8/III/2023 Bahnhofsviertel, aber sicher für alle
8.08.2023Der Münchner Hauptbahnhof steckt seit Jahren durch Investition und große Bauprojekte mitten in einem starken Wandel. Das Viertel rund um den Hauptbahnhof ist geprägt von diversen Akteur*innen, hoher Fluktuation und hohem Nutzungsdruck: kleine internationale Supermärkte und große Einzelhandelsketten, Wohnungen und Luxushotels, soziale Einrichtungen, der sogenannte “Arbeiterstrich”, der alte botanische Garten und mittendrin die Touris auf dem Weg zum Stachus. Das war schon immer ein Ort, der zu Nutzungskonflikten neigt und viele verschiedene Interessen vereinen muss. Durch die fortschreitende Gentrifizierung geraten immer mehr dieser Interessen in Gefahr. Wir Jusos München setzen uns im Angesicht von sich ausbreitenden Hotelketten und Großinvestoren gerade für die Interessen der finanziell Schwächeren ein und fordern die Stadt dazu auf, die Umgestaltung des Bahnhofsviertels sozial und fair zu gestalten.
Das Bahnhofsviertel umgestalten: Für die Menschen, nicht die Büros
Dem Urteil des Münchner Planungsreferats von 2020 zufolge ist das Hauptbahnhofviertel nicht geeignet für den Wohnungsbau. Wegen Lärm- und Schmutzbelastung und fehlender Infrastruktur, darf freiwerdender Raum für Büroflächen, nicht aber für Wohnungen genutzt werden. Wir halten diese Schlussfolgerung für falsch und fordern, dass das Bahnhofsviertel lebenswerter gestaltet wird, statt Leben dort auszuschließen.

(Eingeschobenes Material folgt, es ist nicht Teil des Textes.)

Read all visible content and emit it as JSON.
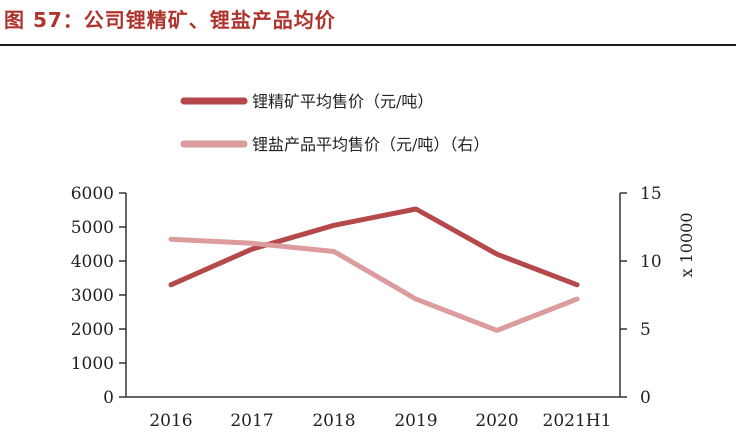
{
  "figure": {
    "title": "图 57：公司锂精矿、锂盐产品均价"
  },
  "chart_data": {
    "type": "line",
    "categories": [
      "2016",
      "2017",
      "2018",
      "2019",
      "2020",
      "2021H1"
    ],
    "series": [
      {
        "name": "锂精矿平均售价（元/吨）",
        "axis": "left",
        "color": "#b5484b",
        "values": [
          3300,
          4350,
          5050,
          5530,
          4200,
          3300
        ]
      },
      {
        "name": "锂盐产品平均售价（元/吨）（右）",
        "axis": "right",
        "color": "#dc9b9c",
        "values": [
          11.6,
          11.3,
          10.7,
          7.2,
          4.9,
          7.2
        ]
      }
    ],
    "y_left": {
      "lim": [
        0,
        6000
      ],
      "ticks": [
        "0",
        "1000",
        "2000",
        "3000",
        "4000",
        "5000",
        "6000"
      ]
    },
    "y_right": {
      "lim": [
        0,
        15
      ],
      "ticks": [
        "0",
        "5",
        "10",
        "15"
      ],
      "label": "x 10000"
    },
    "legend_position": "top",
    "grid": false
  }
}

Gerade in so zentraler und umkämpfter Lage, kann es nicht sein, dass wir Investor*innen und Großfirmen wertvollen Raum unserer Stadt überlassen, damit sich diese mit Spitzen-Quadratmeterpreisen eine goldene Nase verdienen. Gerade dort müssen wir die Verteilung unseres kostbaren Innstadt-Raums fair gestalten. Wir wollen nicht, dass unsere Innenstadt für Großgeschäfte, Büros und Restaurants, nicht aber mehr für Menschen zum Leben Platz hat. Daher fordern wir die Stadt auf, die Umgestaltung des Hauptbahnhofs in den kommenden Jahren in Zusammenarbeit mit den verschiedenen Akteur*innen vor Ort zu gestalten, um die vielen verschiedenen Perspektiven zusammenzubringen und nicht die Bedürfnisse von finanziell Schwächeren auszuschließen.
Auch wenn wir die Gentrifizierung des Bahnhofs und die damit einhergehende Vertreibung zur Stadt gehörender Menschen ablehnen, sehen wir trotzdem erheblichen Bedarf, die Aufenthaltsqualität im Viertel zu verbessern. Neben dem Milieuschutz muss sich die Stadt München gemeinsam mit den Bürger*innen aktiv an der Umgestaltung beteiligen, um Probleme wie Lärm, Müll, Abgase oder Bodenversiegelung anzugehen.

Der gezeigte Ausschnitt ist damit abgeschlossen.